Foi quando seus olhos se abriram na escuridão.
- Ah, eu... – Sua voz se embargou. Ela mordeu o lábio inferior com força e sentiu a garganta fechar. Seu rosto se contorceu, e então ela voltou a fechar os seus olhos. – Eu... não queria acordar, não mais. Não de novo.
Ela ficou de costas, deitada em sua cama aquecida pelo calor de seu corpo, e apoiou o dorso da mão direita na testa. Um, dois, três soluços se seguiram, junto de lágrimas salgadas que rolaram pelo seu rosto e molharam o travesseiro branco.
- Eu não quero mais... – A voz trêmula e embargada.
Ela então se virou de lado, voltada para a parede gelada, e encolheu-se, abraçando os próprios joelhos. A partir daí, chorou até conseguir voltar a dormir mais uma vez.
E essa era a rotina dela. Era a vida que ela tinha, e nisso se resumia o que as pessoas comuns chamavam por “viver”. Mas ela não era uma pessoa comum.
Ela tinha sorte de sua família desprezá-la imensamente. Não que isso seja sorte, mas ao desprezá-la, eles ficavam felizes em fingir que ela não existia. E era exatamente isso que ela queria - não existir, então era muito mais fácil fingir que realmente não existia.
Principalmente por também não ter amigos, ao menos não mais. E não precisar ir à escola, já passara dessa fase. Tudo bem que ainda era necessário comer, mas o mínimo possível já era o suficiente. Dava pra continuar respirando, não que ela quisesse isso. Mas dava.
O fato aqui é que ela não queria existir. Mas também não queria não existir. Essencialmente, ela queria viver. Mas não nesse mundo, e sim em um que fosse melhor e mais vivo. Verdadeiramente mais vivo, e feliz. Brilhante. Colorido, repleto de seres alegres e otimistas, no qual você não precisaria fazer coisas para ser feliz. Você simplesmente seria feliz por estar lá, por estar vivo e por respirar, e dormir não seria prazeroso.
Não, pois o mundo real seria muito melhor do que em sonhos.
Mas esse mundo não existe, e é aqui que a história começa.


Ela dormira. Por noites, por dias e semanas, ela dormira. E fora transportada para esse mundo mágico, de seres inimagináveis e grandes amigos leais e alegres. Lá ela podia ser quem era, e fazer tudo o que quisesse fazer. Tudo o que imaginasse poder fazer. Podia voar, respirar embaixo das águas, conversar com os animais... podia ouvir o que as pessoas falavam sobre ela de longe, e sempre eram coisas boas.
Até que sua mãe abrira a porta de seu quarto com força, batendo-a, entrara e abrira as cortinas, destrancando as janelas e abrindo-as com um estardalhaço terrível.
- Hora de levantar, sua inútil desgraçada. Acorda pra vida, já estou farta!
- O quê?... – Dissera com a voz sonolenta, coçando os olhos – O que está acontecendo? Não, me deixa em paz! O que eu te fiz?
- O que você fez? Exatamente, não fez merda nenhuma! Preciso do quarto, você vai sair daqui agora. Encontre um lugar, arranje um emprego e suma da minha vida, sua porca imunda!
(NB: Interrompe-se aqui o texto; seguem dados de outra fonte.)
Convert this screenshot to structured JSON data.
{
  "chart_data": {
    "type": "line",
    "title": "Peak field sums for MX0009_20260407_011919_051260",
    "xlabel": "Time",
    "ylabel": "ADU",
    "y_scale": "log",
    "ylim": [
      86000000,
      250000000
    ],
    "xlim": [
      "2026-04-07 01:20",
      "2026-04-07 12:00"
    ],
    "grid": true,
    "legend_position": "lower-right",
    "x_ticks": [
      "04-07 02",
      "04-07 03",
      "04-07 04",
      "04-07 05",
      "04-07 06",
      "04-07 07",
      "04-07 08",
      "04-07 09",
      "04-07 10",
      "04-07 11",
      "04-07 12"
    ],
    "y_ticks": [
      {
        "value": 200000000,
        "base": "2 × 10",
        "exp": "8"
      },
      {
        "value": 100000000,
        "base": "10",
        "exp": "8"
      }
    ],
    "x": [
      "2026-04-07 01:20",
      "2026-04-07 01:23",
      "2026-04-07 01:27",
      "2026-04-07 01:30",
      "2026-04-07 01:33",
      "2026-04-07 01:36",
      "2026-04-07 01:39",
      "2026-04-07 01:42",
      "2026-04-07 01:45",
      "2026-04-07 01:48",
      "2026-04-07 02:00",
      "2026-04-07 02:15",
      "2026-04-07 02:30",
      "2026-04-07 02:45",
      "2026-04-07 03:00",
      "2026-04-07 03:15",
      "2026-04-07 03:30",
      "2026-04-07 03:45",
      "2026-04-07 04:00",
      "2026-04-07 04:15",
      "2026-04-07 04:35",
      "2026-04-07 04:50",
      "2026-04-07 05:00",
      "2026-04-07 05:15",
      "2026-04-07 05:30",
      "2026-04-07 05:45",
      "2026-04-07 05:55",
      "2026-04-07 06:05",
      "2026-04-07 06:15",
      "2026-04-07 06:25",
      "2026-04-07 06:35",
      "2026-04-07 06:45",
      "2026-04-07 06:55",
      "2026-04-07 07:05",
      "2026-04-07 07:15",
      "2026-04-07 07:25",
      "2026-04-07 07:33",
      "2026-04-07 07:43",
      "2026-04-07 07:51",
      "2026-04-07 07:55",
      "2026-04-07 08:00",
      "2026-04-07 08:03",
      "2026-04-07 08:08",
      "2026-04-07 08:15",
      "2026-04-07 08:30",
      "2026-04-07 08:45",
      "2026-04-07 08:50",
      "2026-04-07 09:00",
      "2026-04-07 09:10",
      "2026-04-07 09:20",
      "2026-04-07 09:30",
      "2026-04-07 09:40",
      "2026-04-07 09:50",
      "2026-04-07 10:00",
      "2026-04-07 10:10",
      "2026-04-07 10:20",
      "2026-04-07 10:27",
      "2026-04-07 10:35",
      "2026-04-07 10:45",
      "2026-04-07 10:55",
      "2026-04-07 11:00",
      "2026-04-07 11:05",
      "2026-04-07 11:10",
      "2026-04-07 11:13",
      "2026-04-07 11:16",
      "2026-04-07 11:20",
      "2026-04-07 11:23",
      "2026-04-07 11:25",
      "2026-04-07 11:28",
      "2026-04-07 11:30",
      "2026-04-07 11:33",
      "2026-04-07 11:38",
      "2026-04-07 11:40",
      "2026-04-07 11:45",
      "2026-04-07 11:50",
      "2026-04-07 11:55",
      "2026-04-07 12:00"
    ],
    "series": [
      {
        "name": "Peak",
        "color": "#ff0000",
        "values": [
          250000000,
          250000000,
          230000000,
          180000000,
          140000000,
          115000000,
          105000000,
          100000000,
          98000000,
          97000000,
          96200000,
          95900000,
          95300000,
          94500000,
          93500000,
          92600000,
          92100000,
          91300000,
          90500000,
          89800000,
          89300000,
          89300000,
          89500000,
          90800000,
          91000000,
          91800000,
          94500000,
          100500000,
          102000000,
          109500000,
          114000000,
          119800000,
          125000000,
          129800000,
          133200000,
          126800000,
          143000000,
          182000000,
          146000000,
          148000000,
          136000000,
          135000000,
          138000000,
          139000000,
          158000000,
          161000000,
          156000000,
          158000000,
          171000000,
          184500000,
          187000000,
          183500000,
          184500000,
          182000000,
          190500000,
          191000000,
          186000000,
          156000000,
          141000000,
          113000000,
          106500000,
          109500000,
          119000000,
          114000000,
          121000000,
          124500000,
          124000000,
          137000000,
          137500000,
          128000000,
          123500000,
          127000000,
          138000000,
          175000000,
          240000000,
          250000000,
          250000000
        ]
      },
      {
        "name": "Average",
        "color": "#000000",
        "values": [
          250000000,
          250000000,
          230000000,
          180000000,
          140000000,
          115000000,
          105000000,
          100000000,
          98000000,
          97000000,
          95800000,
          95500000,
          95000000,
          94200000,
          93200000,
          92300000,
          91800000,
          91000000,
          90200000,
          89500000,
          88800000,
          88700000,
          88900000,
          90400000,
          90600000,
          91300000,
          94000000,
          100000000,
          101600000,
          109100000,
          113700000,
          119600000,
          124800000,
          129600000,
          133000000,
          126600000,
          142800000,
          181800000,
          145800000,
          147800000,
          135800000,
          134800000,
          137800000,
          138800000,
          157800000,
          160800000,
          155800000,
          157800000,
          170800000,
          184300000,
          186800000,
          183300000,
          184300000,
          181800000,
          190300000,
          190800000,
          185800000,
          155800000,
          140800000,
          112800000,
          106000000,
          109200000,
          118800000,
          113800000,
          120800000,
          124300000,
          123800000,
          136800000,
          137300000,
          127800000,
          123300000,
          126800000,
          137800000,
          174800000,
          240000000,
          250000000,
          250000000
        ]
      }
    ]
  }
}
Sua mãe arrancou os lençóis que cobriam o corpo da filha com força, jogando-os no chão, e espancando-a com tapas e socos para que a garota levantasse e fosse embora.
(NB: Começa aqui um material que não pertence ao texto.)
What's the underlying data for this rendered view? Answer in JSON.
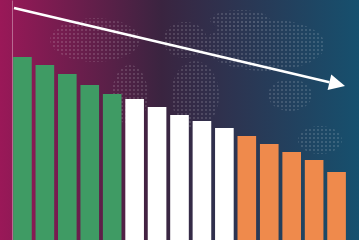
{
  "chart_data": {
    "type": "bar",
    "categories": [
      null,
      null,
      null,
      null,
      null,
      null,
      null,
      null,
      null,
      null,
      null,
      null,
      null,
      null,
      null
    ],
    "values": [
      183,
      175,
      166,
      155,
      146,
      141,
      133,
      125,
      119,
      112,
      104,
      96,
      88,
      80,
      68
    ],
    "colors": [
      "#3f9b64",
      "#3f9b64",
      "#3f9b64",
      "#3f9b64",
      "#3f9b64",
      "#ffffff",
      "#ffffff",
      "#ffffff",
      "#ffffff",
      "#ffffff",
      "#ef8a4c",
      "#ef8a4c",
      "#ef8a4c",
      "#ef8a4c",
      "#ef8a4c"
    ],
    "ylim": [
      0,
      240
    ],
    "grid": false,
    "tick_labels": false
  }
}
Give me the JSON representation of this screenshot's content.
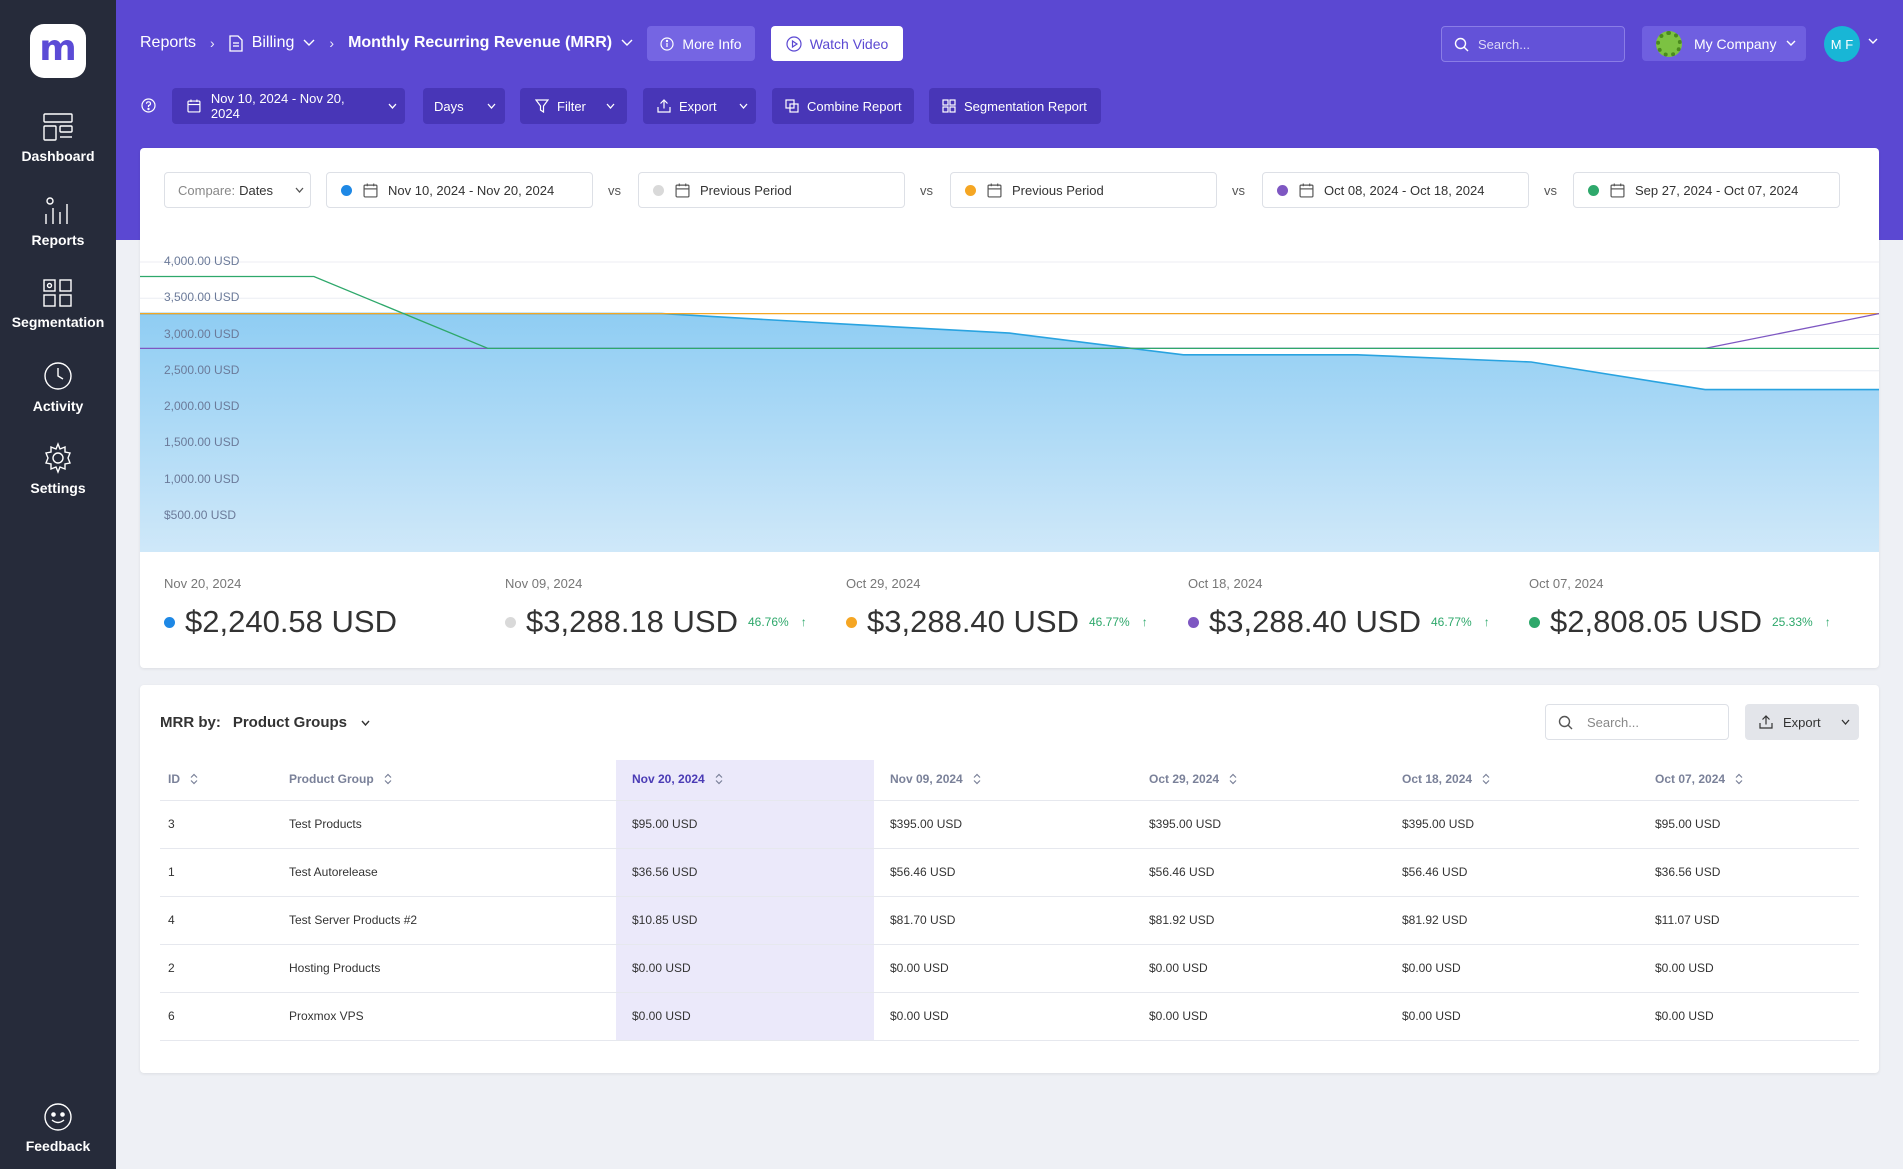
{
  "sidebar": {
    "logo": "m",
    "items": [
      {
        "label": "Dashboard",
        "icon": "dashboard-icon"
      },
      {
        "label": "Reports",
        "icon": "reports-icon"
      },
      {
        "label": "Segmentation",
        "icon": "segmentation-icon"
      },
      {
        "label": "Activity",
        "icon": "activity-icon"
      },
      {
        "label": "Settings",
        "icon": "gear-icon"
      }
    ],
    "feedback": "Feedback"
  },
  "header": {
    "breadcrumb": {
      "root": "Reports",
      "section": "Billing",
      "current": "Monthly Recurring Revenue (MRR)"
    },
    "more_info": "More Info",
    "watch_video": "Watch Video",
    "search_placeholder": "Search...",
    "company": "My Company",
    "avatar_initials": "M F"
  },
  "toolbar": {
    "date_range": "Nov 10, 2024 - Nov 20, 2024",
    "granularity": "Days",
    "filter": "Filter",
    "export": "Export",
    "combine": "Combine Report",
    "segmentation": "Segmentation Report"
  },
  "compare": {
    "label": "Compare:",
    "mode": "Dates",
    "vs": "vs",
    "periods": [
      {
        "label": "Nov 10, 2024 - Nov 20, 2024",
        "color": "#1e88e5"
      },
      {
        "label": "Previous Period",
        "color": "#d9d9d9"
      },
      {
        "label": "Previous Period",
        "color": "#f5a623"
      },
      {
        "label": "Oct 08, 2024 - Oct 18, 2024",
        "color": "#7e57c2"
      },
      {
        "label": "Sep 27, 2024 - Oct 07, 2024",
        "color": "#2ea86b"
      }
    ]
  },
  "chart_data": {
    "type": "area",
    "ylim": [
      0,
      4000
    ],
    "y_ticks": [
      "4,000.00  USD",
      "3,500.00  USD",
      "3,000.00  USD",
      "2,500.00  USD",
      "2,000.00  USD",
      "1,500.00  USD",
      "1,000.00  USD",
      "$500.00  USD"
    ],
    "series": [
      {
        "color": "#29a3e0",
        "values": [
          3288,
          3288,
          3288,
          3288,
          3150,
          3020,
          2720,
          2720,
          2620,
          2240,
          2240
        ]
      },
      {
        "color": "#f5a623",
        "values": [
          3288,
          3288,
          3288,
          3288,
          3288,
          3288,
          3288,
          3288,
          3288,
          3288,
          3288
        ]
      },
      {
        "color": "#7e57c2",
        "values": [
          2808,
          2808,
          2808,
          2808,
          2808,
          2808,
          2808,
          2808,
          2808,
          2808,
          3288
        ]
      },
      {
        "color": "#2ea86b",
        "values": [
          3800,
          3800,
          2808,
          2808,
          2808,
          2808,
          2808,
          2808,
          2808,
          2808,
          2808
        ]
      }
    ]
  },
  "stats": [
    {
      "date": "Nov 20, 2024",
      "value": "$2,240.58 USD",
      "pct": "",
      "color": "#1e88e5"
    },
    {
      "date": "Nov 09, 2024",
      "value": "$3,288.18 USD",
      "pct": "46.76%",
      "color": "#d9d9d9"
    },
    {
      "date": "Oct 29, 2024",
      "value": "$3,288.40 USD",
      "pct": "46.77%",
      "color": "#f5a623"
    },
    {
      "date": "Oct 18, 2024",
      "value": "$3,288.40 USD",
      "pct": "46.77%",
      "color": "#7e57c2"
    },
    {
      "date": "Oct 07, 2024",
      "value": "$2,808.05 USD",
      "pct": "25.33%",
      "color": "#2ea86b"
    }
  ],
  "table": {
    "mrr_by_label": "MRR by:",
    "group_by": "Product Groups",
    "search_placeholder": "Search...",
    "export": "Export",
    "columns": [
      "ID",
      "Product Group",
      "Nov 20, 2024",
      "Nov 09, 2024",
      "Oct 29, 2024",
      "Oct 18, 2024",
      "Oct 07, 2024"
    ],
    "rows": [
      [
        "3",
        "Test Products",
        "$95.00 USD",
        "$395.00 USD",
        "$395.00 USD",
        "$395.00 USD",
        "$95.00 USD"
      ],
      [
        "1",
        "Test Autorelease",
        "$36.56 USD",
        "$56.46 USD",
        "$56.46 USD",
        "$56.46 USD",
        "$36.56 USD"
      ],
      [
        "4",
        "Test Server Products #2",
        "$10.85 USD",
        "$81.70 USD",
        "$81.92 USD",
        "$81.92 USD",
        "$11.07 USD"
      ],
      [
        "2",
        "Hosting Products",
        "$0.00 USD",
        "$0.00 USD",
        "$0.00 USD",
        "$0.00 USD",
        "$0.00 USD"
      ],
      [
        "6",
        "Proxmox VPS",
        "$0.00 USD",
        "$0.00 USD",
        "$0.00 USD",
        "$0.00 USD",
        "$0.00 USD"
      ]
    ]
  }
}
- Você não tem nada pra levar mesmo, só vá embora daqui.
- Pare com isso! Cadê o meu pai? Mãe, cadê o papai? – Com lágrimas nos olhos, fora jogada para fora da cama e estava agora rastejando aos chutes da mãe em direção à porta.
- Ele morreu, querida. – O sarcasmo na voz era evidente. - O outro já vem e preciso do quarto agora, seu lixo. Saia!
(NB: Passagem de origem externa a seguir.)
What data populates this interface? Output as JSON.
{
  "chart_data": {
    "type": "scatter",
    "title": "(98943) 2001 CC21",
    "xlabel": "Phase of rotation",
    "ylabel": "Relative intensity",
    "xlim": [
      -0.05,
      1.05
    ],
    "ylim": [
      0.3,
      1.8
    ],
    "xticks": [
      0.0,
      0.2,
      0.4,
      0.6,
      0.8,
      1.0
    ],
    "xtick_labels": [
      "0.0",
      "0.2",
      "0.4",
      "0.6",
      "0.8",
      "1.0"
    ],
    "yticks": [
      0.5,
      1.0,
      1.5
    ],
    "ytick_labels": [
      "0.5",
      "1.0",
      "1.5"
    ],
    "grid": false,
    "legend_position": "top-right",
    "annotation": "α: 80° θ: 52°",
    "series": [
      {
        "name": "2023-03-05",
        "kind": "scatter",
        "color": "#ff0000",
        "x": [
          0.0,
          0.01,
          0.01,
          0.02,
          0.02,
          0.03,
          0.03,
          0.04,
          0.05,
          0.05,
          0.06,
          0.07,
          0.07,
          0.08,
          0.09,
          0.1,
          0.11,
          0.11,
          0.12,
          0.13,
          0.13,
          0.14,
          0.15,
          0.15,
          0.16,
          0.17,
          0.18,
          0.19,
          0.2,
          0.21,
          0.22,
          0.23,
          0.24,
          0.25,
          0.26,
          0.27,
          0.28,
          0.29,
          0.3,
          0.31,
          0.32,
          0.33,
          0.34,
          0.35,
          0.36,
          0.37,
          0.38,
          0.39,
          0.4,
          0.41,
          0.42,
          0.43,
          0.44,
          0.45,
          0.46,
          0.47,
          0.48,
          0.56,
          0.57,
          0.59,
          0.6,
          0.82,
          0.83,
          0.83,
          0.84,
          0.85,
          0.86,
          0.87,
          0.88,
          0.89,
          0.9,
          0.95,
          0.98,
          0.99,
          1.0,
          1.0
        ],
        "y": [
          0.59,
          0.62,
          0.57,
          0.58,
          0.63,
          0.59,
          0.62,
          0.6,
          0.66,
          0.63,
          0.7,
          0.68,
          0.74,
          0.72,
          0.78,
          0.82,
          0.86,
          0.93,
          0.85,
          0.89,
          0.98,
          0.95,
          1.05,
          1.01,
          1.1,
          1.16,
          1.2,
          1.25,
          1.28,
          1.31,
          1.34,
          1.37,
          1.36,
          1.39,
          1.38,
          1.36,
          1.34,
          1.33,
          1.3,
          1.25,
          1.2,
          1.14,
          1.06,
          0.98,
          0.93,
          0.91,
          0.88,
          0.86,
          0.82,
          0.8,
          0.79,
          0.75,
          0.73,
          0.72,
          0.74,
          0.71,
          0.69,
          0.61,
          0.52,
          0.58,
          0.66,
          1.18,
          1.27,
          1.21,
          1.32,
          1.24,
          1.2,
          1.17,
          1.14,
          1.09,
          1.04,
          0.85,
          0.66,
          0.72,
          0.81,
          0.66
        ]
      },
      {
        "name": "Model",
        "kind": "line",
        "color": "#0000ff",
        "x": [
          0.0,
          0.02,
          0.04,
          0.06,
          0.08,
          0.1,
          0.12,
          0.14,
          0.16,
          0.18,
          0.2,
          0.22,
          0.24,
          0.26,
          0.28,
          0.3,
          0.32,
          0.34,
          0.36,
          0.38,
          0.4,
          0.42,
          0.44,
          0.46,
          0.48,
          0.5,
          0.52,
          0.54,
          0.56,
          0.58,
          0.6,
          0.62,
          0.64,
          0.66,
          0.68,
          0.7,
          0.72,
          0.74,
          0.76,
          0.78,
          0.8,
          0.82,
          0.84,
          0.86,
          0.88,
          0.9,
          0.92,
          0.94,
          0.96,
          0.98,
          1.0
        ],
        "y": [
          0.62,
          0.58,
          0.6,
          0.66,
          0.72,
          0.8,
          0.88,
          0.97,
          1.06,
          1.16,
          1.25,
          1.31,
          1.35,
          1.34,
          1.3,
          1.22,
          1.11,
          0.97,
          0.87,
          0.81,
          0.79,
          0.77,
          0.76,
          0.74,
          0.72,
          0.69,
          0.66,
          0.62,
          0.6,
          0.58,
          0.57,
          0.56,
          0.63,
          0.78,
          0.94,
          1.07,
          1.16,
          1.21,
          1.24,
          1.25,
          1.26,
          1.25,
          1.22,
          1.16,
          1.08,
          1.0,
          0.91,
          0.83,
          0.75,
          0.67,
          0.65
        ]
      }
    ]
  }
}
E ela saiu. Levantou-se com dificuldade e andara o mais rapidamente que conseguira para fora de casa. Era dia, mas começara a escurecer. Estrelas despontavam aqui e ali no céu levemente claro, a brisa fria do outono soprava. A porta fora fechada com estrondo atrás de si pela sua mãe, acompanhada de um “não volte mais aqui, você não tem casa”.
- Eu sempre soube disso, mamãe. Eu sempre soube.
Ela andara o suficiente para se distanciar da lá. Os olhos focados no chão, os pés descalços sofrendo cortes por pedras pequeninas, mas afiadas. Não vira ninguém, não ouvira e nem sentira nada. Não soube por quanto tempo andara, mas já estava longe o bastante. Havia uma parede, e lá ela se apoiou. Jogou-se no chão como um saco de batatas rasgado, apoiando as costas na parede.
“Aqui ou ali, numa casa ou na rua, tanto faz. Eu só quero dormir, quero fingir que morri... mas não quero morrer.”
Se o leitor imagina que ela começara a chorar, foi exatamente isso o que aconteceu. Mas silenciosamente, de maneira limpa e simples. As lágrimas fizeram plic, plic no chão. O coração fizera tu-dum. E o peito se fechara novamente, junto com os olhos e a sua consciência.


Era noite lá também, mas o ambiente estava diferente. A atmosfera parecia ter mudado de alguma maneira, e ela estava sozinha.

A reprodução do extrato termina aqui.